Several studies have shown interactions between fungi and insects in plant colonization [35,36,37,38,39,40]; however, fungus-vector insect interactions remain poorly understood. Microorganisms can be carried by insects in their gut, exoskeleton, hemocoel, malpighian tubules, peripheral tissues, abdominal region, and cytoplasm and even in the cell nucleus [41,42,43,44], and they can be vertically transmitted in capsules [45], secretions [46] and excretions [47,48,49,50]. F. verticillioides is ingested by caterpillars, passing through their digestive tract and being transferred to their offspring, increasing the potential for infection of healthy plants. However, the mechanism by which the fungus remains in insect tissues remains unknown.

The changes in plant VOCs emission after fungal infection associated to the change in insect preference after fungus acquisition showed in this work was previously studied in interactions with vector-borne viruses, such as barley yellow dwarf virus (BYDV) [51], tomato spotted wilt virus (TSWV) [9], and potato leaf roll virus (PLRV) [52, 53], as well as bacteria [54]. However, in this work we showed a phytopathogenic fungus that uses the strategies previously demonstrated by vector-borne virus and bacteria [9, 51,52,53,54] to manipulate both plant and vector interactions and being vertically transmitted to the vector’s offspring.

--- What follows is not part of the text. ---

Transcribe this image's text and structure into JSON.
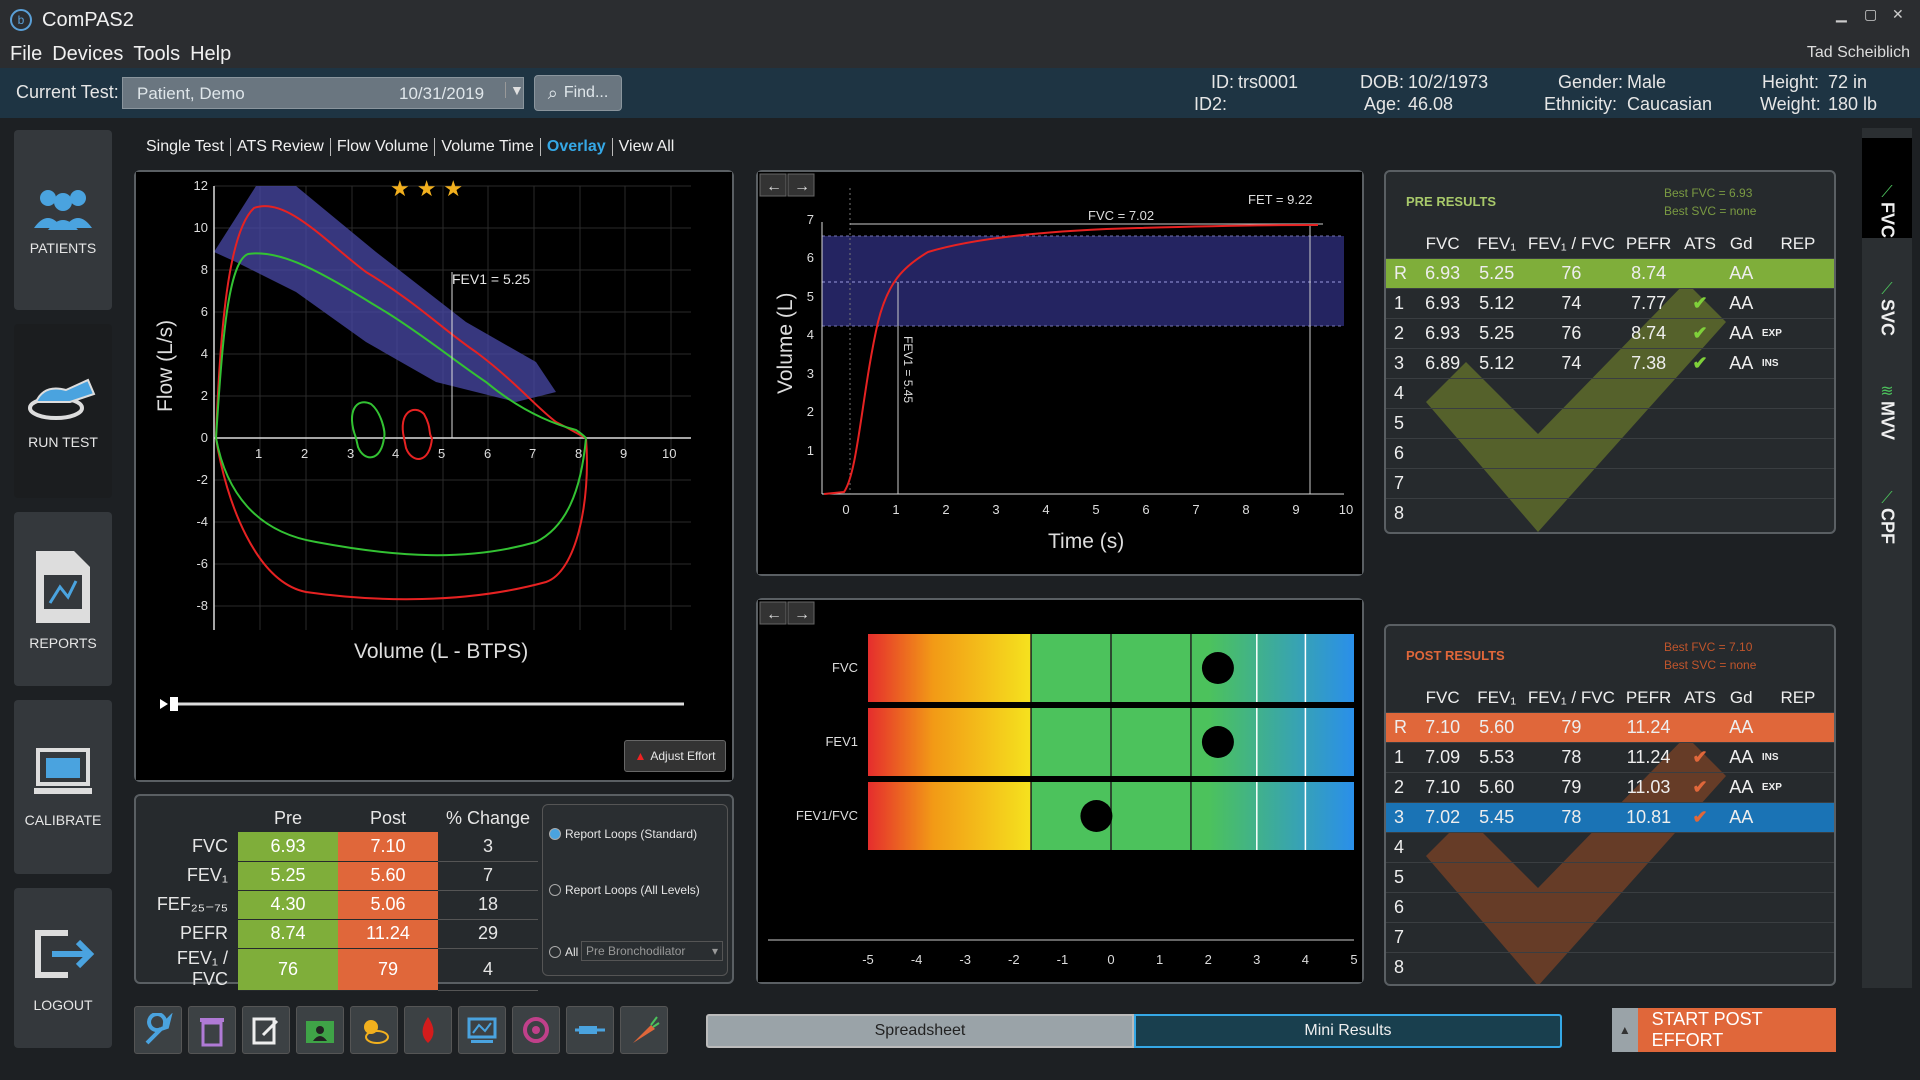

The vertical transmission of fungi in insects is not well understood, while a great majority of reports related to symbiont transmission mechanisms are restricted to bacteria and archaea [18]. The interaction of D. saccharalis and F. verticillioides apparently starts with the release of fungal VOCs which are recognized by D. saccharalis, guiding larvae and adults toward fungus-infected plants, where tactile and taste clues can also take a place. The first contact of the sugarcane borer with the fungus occurs when the caterpillars feed on fungus-infected plants, suggesting horizontal transmission of the fungus; however, the presence of the fungus in the gut, adults and eggs demonstrates that after ingestion by the caterpillars, the fungus is vertically transmitted to the offspring.

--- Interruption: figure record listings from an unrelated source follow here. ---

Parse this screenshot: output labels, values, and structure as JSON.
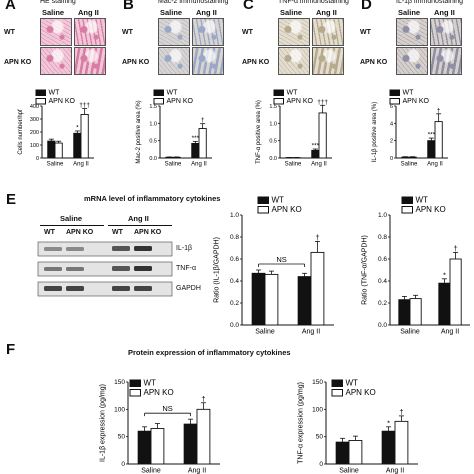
{
  "micrographs": {
    "groups": [
      "Saline",
      "Ang II"
    ],
    "rows": [
      "WT",
      "APN KO"
    ],
    "panels": [
      {
        "letter": "A",
        "title": "HE staining",
        "tint": "#d77ca3",
        "light": "#f1c6d8"
      },
      {
        "letter": "B",
        "title": "Mac-2 immunostaining",
        "tint": "#9aa8c8",
        "light": "#d9d4cf"
      },
      {
        "letter": "C",
        "title": "TNF-α immunostaining",
        "tint": "#b7a98d",
        "light": "#e3ddd0"
      },
      {
        "letter": "D",
        "title": "IL-1β immunostaining",
        "tint": "#8f8fa6",
        "light": "#d7cfca"
      }
    ]
  },
  "legend": {
    "wt": "WT",
    "ko": "APN KO"
  },
  "charts_top": [
    {
      "ylabel": "Cells number/hpf",
      "yticks": [
        "0",
        "100",
        "200",
        "300",
        "400"
      ],
      "categories": [
        "Saline",
        "Ang II"
      ],
      "sig": {
        "wt_ang": "*",
        "ko_ang": "†††"
      }
    },
    {
      "ylabel": "Mac-2 positive area (%)",
      "yticks": [
        "0.0",
        "0.5",
        "1.0",
        "1.5"
      ],
      "categories": [
        "Saline",
        "Ang II"
      ],
      "sig": {
        "wt_ang": "***",
        "ko_ang": "†"
      }
    },
    {
      "ylabel": "TNF-α positive area (%)",
      "yticks": [
        "0.0",
        "0.5",
        "1.0",
        "1.5"
      ],
      "categories": [
        "Saline",
        "Ang II"
      ],
      "sig": {
        "wt_ang": "***",
        "ko_ang": "†††"
      }
    },
    {
      "ylabel": "IL-1β positive area (%)",
      "yticks": [
        "0",
        "2",
        "4",
        "6"
      ],
      "categories": [
        "Saline",
        "Ang II"
      ],
      "sig": {
        "wt_ang": "***",
        "ko_ang": "†"
      }
    }
  ],
  "section_e": {
    "letter": "E",
    "title": "mRNA level of inflammatory cytokines",
    "gel": {
      "groups": [
        "Saline",
        "Ang II"
      ],
      "lanes": [
        "WT",
        "APN KO",
        "WT",
        "APN KO"
      ],
      "bands": [
        "IL-1β",
        "TNF-α",
        "GAPDH"
      ]
    },
    "chart_il1b": {
      "ylabel": "Ratio (IL-1β/GAPDH)",
      "yticks": [
        "0.0",
        "0.2",
        "0.4",
        "0.6",
        "0.8",
        "1.0"
      ],
      "categories": [
        "Saline",
        "Ang II"
      ],
      "ns": "NS",
      "sig": {
        "ko_ang": "†"
      }
    },
    "chart_tnfa": {
      "ylabel": "Ratio (TNF-α/GAPDH)",
      "yticks": [
        "0.0",
        "0.2",
        "0.4",
        "0.6",
        "0.8",
        "1.0"
      ],
      "categories": [
        "Saline",
        "Ang II"
      ],
      "sig": {
        "wt_ang": "*",
        "ko_ang": "†"
      }
    }
  },
  "section_f": {
    "letter": "F",
    "title": "Protein expression of inflammatory cytokines",
    "chart_il1b": {
      "ylabel": "IL-1β expression (pg/mg)",
      "yticks": [
        "0",
        "50",
        "100",
        "150"
      ],
      "categories": [
        "Saline",
        "Ang II"
      ],
      "ns": "NS",
      "sig": {
        "ko_ang": "†"
      }
    },
    "chart_tnfa": {
      "ylabel": "TNF-α expression (pg/mg)",
      "yticks": [
        "0",
        "50",
        "100",
        "150"
      ],
      "categories": [
        "Saline",
        "Ang II"
      ],
      "sig": {
        "wt_ang": "*",
        "ko_ang": "†"
      }
    }
  },
  "chart_data": [
    {
      "type": "bar",
      "categories": [
        "Saline",
        "Ang II"
      ],
      "ylim": [
        0,
        400
      ],
      "series": [
        {
          "name": "WT",
          "values": [
            130,
            190
          ],
          "errors": [
            15,
            18
          ]
        },
        {
          "name": "APN KO",
          "values": [
            115,
            335
          ],
          "errors": [
            14,
            45
          ]
        }
      ]
    },
    {
      "type": "bar",
      "categories": [
        "Saline",
        "Ang II"
      ],
      "ylim": [
        0,
        1.5
      ],
      "series": [
        {
          "name": "WT",
          "values": [
            0.02,
            0.42
          ],
          "errors": [
            0.01,
            0.06
          ]
        },
        {
          "name": "APN KO",
          "values": [
            0.02,
            0.85
          ],
          "errors": [
            0.01,
            0.14
          ]
        }
      ]
    },
    {
      "type": "bar",
      "categories": [
        "Saline",
        "Ang II"
      ],
      "ylim": [
        0,
        1.5
      ],
      "series": [
        {
          "name": "WT",
          "values": [
            0.01,
            0.22
          ],
          "errors": [
            0.005,
            0.04
          ]
        },
        {
          "name": "APN KO",
          "values": [
            0.01,
            1.3
          ],
          "errors": [
            0.005,
            0.22
          ]
        }
      ]
    },
    {
      "type": "bar",
      "categories": [
        "Saline",
        "Ang II"
      ],
      "ylim": [
        0,
        6
      ],
      "series": [
        {
          "name": "WT",
          "values": [
            0.1,
            2.0
          ],
          "errors": [
            0.05,
            0.3
          ]
        },
        {
          "name": "APN KO",
          "values": [
            0.1,
            4.2
          ],
          "errors": [
            0.05,
            0.9
          ]
        }
      ]
    },
    {
      "type": "bar",
      "categories": [
        "Saline",
        "Ang II"
      ],
      "ylim": [
        0,
        1.0
      ],
      "series": [
        {
          "name": "WT",
          "values": [
            0.47,
            0.44
          ],
          "errors": [
            0.03,
            0.03
          ]
        },
        {
          "name": "APN KO",
          "values": [
            0.46,
            0.66
          ],
          "errors": [
            0.03,
            0.1
          ]
        }
      ]
    },
    {
      "type": "bar",
      "categories": [
        "Saline",
        "Ang II"
      ],
      "ylim": [
        0,
        1.0
      ],
      "series": [
        {
          "name": "WT",
          "values": [
            0.23,
            0.38
          ],
          "errors": [
            0.03,
            0.04
          ]
        },
        {
          "name": "APN KO",
          "values": [
            0.24,
            0.6
          ],
          "errors": [
            0.03,
            0.06
          ]
        }
      ]
    },
    {
      "type": "bar",
      "categories": [
        "Saline",
        "Ang II"
      ],
      "ylim": [
        0,
        150
      ],
      "series": [
        {
          "name": "WT",
          "values": [
            60,
            73
          ],
          "errors": [
            8,
            9
          ]
        },
        {
          "name": "APN KO",
          "values": [
            65,
            100
          ],
          "errors": [
            9,
            12
          ]
        }
      ]
    },
    {
      "type": "bar",
      "categories": [
        "Saline",
        "Ang II"
      ],
      "ylim": [
        0,
        150
      ],
      "series": [
        {
          "name": "WT",
          "values": [
            40,
            60
          ],
          "errors": [
            7,
            8
          ]
        },
        {
          "name": "APN KO",
          "values": [
            43,
            78
          ],
          "errors": [
            8,
            10
          ]
        }
      ]
    }
  ]
}
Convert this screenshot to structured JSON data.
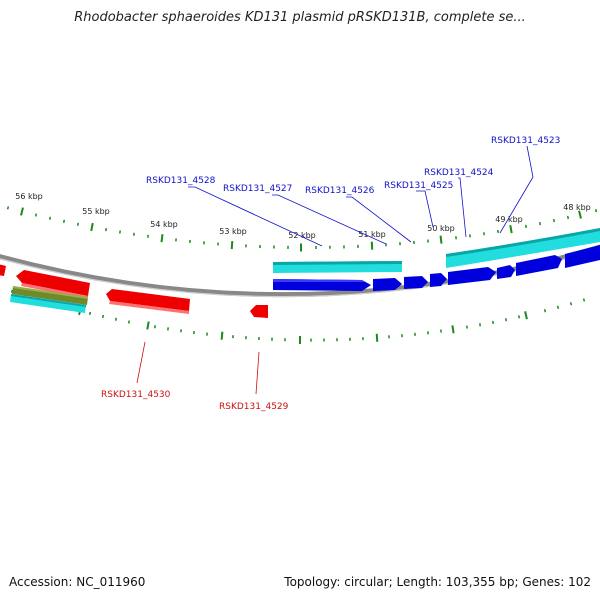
{
  "header": {
    "title": "Rhodobacter sphaeroides KD131 plasmid pRSKD131B, complete se..."
  },
  "footer": {
    "accession": "Accession: NC_011960",
    "topology": "Topology: circular; Length: 103,355 bp; Genes: 102"
  },
  "colors": {
    "backbone": "#888888",
    "tick": "#1a8a1a",
    "forward_gene": "#0000dd",
    "reverse_gene": "#ee0000",
    "cds_light": "#22dddd",
    "other_feature": "#6f8a2a",
    "label_forward": "#1010cc",
    "label_reverse": "#cc1010"
  },
  "kbp_labels": [
    "56 kbp",
    "55 kbp",
    "54 kbp",
    "53 kbp",
    "52 kbp",
    "51 kbp",
    "50 kbp",
    "49 kbp",
    "48 kbp"
  ],
  "gene_labels_top": [
    "RSKD131_4528",
    "RSKD131_4527",
    "RSKD131_4526",
    "RSKD131_4525",
    "RSKD131_4524",
    "RSKD131_4523"
  ],
  "gene_labels_bottom": [
    "RSKD131_4530",
    "RSKD131_4529"
  ]
}
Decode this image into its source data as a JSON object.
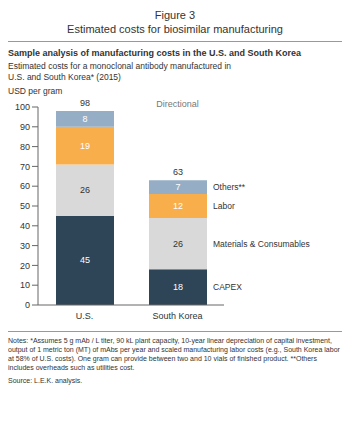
{
  "chart_data": {
    "type": "bar",
    "header": "Figure 3",
    "title": "Estimated costs for biosimilar manufacturing",
    "subtitle": "Sample analysis of manufacturing costs in the U.S. and South Korea",
    "description": "Estimated costs for a monoclonal antibody manufactured in U.S. and South Korea* (2015)",
    "y_label": "USD per gram",
    "annotation": "Directional",
    "categories": [
      "U.S.",
      "South Korea"
    ],
    "series": [
      {
        "name": "CAPEX",
        "color": "#2e4457",
        "values": [
          45,
          18
        ]
      },
      {
        "name": "Materials & Consumables",
        "color": "#d9d9d9",
        "values": [
          26,
          26
        ]
      },
      {
        "name": "Labor",
        "color": "#f9ae4c",
        "values": [
          19,
          12
        ]
      },
      {
        "name": "Others**",
        "color": "#95aec5",
        "values": [
          8,
          7
        ]
      }
    ],
    "totals": [
      98,
      63
    ],
    "stacked": true,
    "data_labels": true,
    "grid": false,
    "ylim": [
      0,
      100
    ],
    "yticks": [
      0,
      10,
      20,
      30,
      40,
      50,
      60,
      70,
      80,
      90,
      100
    ],
    "notes": "Notes: *Assumes 5 g mAb / L titer, 90 kL plant capacity, 10-year linear depreciation of capital investment, output of 1 metric ton (MT) of mAbs per year and scaled manufacturing labor costs (e.g., South Korea labor at 58% of U.S. costs). One gram can provide between two and 10 vials of finished product. **Others includes overheads such as utilities cost.",
    "source": "Source: L.E.K. analysis."
  }
}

The plant-insect-fungus interaction studied here is beneficial to fungus dissemination, but in contrast to other interactions, in which pathogen infection provides superior nutritional quality for the vector’s offspring [55], F. verticillioides infection in sugarcane does not directly benefit the insect. Insects fed on fungus-infected plants showed a poorer performance than those fed on mock plants. The observed lower weight gain might be related to antinutritional plant defense responses in this multitrophic interaction. Despite the weight loss, D. saccharalis completed its life cycle, thus providing a full advantage to the fungus. Moreover, sugarcane plants infected by F. verticillioides release less attractive herbivore-induced plant VOCs to Cotesia flavipes, a parasitoid of the D. saccharalis caterpillar [56], indicating an indirect benefit to the herbivore of co-occurring with the fungus. The strategy of feeding in a safe environment, provided by another species was also studied with brown planthopper. This insect takes advantage of the VOCs released by plants previously attacked by the rice striped stem borer, which are avoided by the egg parasitoid Anagrus nilaparvatae, an enemy of brown planthopper [57]. Therefore, for D. saccharalis, the cost of feeding in F. verticillioides-infected plants can be compensated by avoiding C. flavipes parasitoid. These observations highlight the influence of F. verticillioides on plant and insect modulation.

Previous studies have shown that other Fusarium species can also produce a series of VOCs, such as alcohols, esters, and aldehydes, which are either attractive or repellent to different insect species [38, 58, 59]. Nevertheless, as demonstrated in this study, VOCs-elicited attraction is only the first step of a multifaceted interaction. Our results support a paradigm change in which the fungus is not merely an opportunistic player, but also manipulates both the host plant and the insect throughout its life cycle to promote infection and dissemination.